A Virtual Holiday

A Virtual Holiday

posted in: webVR | 0

Two holiday webVR pages for your face: Child and Twelve.

1. Child

I’m not sentimental about the holidays, but I do love having some free time where the whole world slows down and I can work on fun things in peace. I no longer live somewhere with a real winter, but now I can make my own snowy virtual world, and put it up on the web where anyone with an oculus rift and webVR browser can access it (also works in regular reality in most normal browsers).

The snowdecahedra that make up the landscape represent the dodecaphonic music (writing precise twelve tone music is like a tricky puzzle where the prize for solving it is cool noises). Dodecahedra have twelve sides, while the wireframe icosahedra have 12 vertices. The snowflakes are actually five-sided starflakes, to match the fiveness of the dodecahedral faces.

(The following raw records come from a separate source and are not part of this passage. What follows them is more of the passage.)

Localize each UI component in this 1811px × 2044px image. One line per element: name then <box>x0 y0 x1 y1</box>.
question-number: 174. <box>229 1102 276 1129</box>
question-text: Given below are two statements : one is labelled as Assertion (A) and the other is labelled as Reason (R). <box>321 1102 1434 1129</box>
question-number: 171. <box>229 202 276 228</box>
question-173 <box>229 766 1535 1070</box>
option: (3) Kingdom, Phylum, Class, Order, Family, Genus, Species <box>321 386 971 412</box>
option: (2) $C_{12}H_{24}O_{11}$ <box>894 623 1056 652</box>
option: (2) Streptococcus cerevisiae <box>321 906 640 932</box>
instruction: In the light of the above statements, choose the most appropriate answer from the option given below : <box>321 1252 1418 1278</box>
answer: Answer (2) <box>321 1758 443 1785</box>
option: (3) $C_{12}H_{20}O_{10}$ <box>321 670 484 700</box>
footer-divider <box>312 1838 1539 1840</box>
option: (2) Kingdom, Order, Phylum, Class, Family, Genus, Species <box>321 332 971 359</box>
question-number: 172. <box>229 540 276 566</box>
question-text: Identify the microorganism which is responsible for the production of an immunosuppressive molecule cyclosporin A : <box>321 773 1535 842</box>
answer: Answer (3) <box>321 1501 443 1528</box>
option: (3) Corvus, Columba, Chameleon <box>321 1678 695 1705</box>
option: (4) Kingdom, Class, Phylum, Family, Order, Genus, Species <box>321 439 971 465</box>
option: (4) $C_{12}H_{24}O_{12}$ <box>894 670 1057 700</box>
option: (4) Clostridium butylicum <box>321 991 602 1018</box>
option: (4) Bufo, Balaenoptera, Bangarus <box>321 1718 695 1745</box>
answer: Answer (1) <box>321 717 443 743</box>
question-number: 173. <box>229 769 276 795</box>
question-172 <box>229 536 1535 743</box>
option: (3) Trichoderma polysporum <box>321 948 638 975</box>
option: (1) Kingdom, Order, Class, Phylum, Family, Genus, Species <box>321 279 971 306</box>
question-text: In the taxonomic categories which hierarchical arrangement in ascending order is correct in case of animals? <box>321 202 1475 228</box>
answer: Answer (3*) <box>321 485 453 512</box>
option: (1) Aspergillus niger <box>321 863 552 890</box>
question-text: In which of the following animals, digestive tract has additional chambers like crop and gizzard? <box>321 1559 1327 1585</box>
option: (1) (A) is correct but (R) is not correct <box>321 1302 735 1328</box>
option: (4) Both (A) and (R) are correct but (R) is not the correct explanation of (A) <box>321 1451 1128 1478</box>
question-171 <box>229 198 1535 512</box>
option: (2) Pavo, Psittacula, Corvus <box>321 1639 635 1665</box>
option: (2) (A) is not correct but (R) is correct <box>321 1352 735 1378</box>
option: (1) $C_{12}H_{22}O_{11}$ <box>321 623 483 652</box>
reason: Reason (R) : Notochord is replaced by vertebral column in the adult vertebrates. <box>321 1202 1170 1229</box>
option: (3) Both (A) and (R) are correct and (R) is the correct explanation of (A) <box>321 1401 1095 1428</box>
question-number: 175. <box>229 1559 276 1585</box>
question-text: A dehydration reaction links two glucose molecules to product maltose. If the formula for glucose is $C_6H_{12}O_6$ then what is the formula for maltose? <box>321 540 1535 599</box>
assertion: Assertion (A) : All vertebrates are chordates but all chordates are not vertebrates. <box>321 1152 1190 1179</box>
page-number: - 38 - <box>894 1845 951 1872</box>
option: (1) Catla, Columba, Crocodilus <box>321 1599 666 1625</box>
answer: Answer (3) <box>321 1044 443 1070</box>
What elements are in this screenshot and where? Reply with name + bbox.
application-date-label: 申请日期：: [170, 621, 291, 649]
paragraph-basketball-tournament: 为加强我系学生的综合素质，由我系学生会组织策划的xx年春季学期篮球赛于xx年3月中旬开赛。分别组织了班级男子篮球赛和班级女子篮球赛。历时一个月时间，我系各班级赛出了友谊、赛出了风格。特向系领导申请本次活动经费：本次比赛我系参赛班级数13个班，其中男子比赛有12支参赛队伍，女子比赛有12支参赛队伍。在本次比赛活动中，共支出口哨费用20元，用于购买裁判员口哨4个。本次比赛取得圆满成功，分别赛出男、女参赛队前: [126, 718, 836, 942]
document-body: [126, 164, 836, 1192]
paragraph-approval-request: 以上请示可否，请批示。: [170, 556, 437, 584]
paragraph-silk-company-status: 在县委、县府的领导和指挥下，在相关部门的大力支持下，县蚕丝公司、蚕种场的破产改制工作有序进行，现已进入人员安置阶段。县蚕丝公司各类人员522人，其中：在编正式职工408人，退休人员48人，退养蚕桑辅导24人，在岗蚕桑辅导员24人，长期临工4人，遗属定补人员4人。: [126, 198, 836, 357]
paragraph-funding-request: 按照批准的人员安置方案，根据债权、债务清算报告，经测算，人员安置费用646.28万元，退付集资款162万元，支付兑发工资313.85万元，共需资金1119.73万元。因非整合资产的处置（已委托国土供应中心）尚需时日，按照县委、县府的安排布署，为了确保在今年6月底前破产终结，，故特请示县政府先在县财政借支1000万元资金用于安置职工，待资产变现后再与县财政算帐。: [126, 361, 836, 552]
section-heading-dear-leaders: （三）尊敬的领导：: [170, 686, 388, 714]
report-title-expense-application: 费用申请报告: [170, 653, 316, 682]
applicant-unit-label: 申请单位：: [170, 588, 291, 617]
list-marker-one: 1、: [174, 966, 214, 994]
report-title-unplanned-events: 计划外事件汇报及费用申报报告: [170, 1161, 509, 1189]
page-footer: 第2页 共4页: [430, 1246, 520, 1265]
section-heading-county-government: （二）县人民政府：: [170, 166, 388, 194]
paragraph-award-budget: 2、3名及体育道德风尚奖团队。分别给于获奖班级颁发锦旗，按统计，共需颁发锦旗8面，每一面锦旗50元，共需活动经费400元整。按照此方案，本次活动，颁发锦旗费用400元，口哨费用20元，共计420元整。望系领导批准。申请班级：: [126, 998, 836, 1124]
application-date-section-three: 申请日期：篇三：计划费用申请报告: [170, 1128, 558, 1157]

The music is a massive manipulation of “What Child is This,” with the melody taken from a different 12-tonification of it I wrote, and then in the harmonies at the end the three voices take that tone row and sing the inversion, retrograde, and retrograde inversion, at the same time. So, highly symmetric tone rows and highly symmetric objects.


2. Twelve

The Twelve Tones of Christmas is a take on the classic holiday song, but in hyperbolic space and with 12 tone music. It’s part interactive music video, part educational math visualization, and apparently genuinely terrifies some people.

I’ve been working with Henry Segerman on hyperbolic space stuff recently, so as long as we already had a tiling of right-angle dodecahedra working in VR (which happened during a long evening of hacking with Mike Stay), and since I’d just recorded a 12-tone rendition of 12 days, it just made sense to make the dodecahedra have each face be one of the twelve days and then set them to turn on and off in time with the music.

So we pulled some long nights and made it happen, along with a video version and dodecaration craft.

Theoretically, each gift tiles out infinitely in infinitely many hyperbolic planes, and then the 12 sets of intersecting planes form the dodecahedral tiling. It’s cool how it builds up over time, and so amazing to fly around hyperbolic space in VR.


I want to talk more about alternative spaces in VR soon, because we’ve been doing fun stuff in hyperbolic spaces, 4d stuff, etc, with Henry, Mike, Andrea, and Marc ten Bosch, and it’s really what I want VR for.

We’ve made the music and art for both holiday projects public domain, and the source code is on github.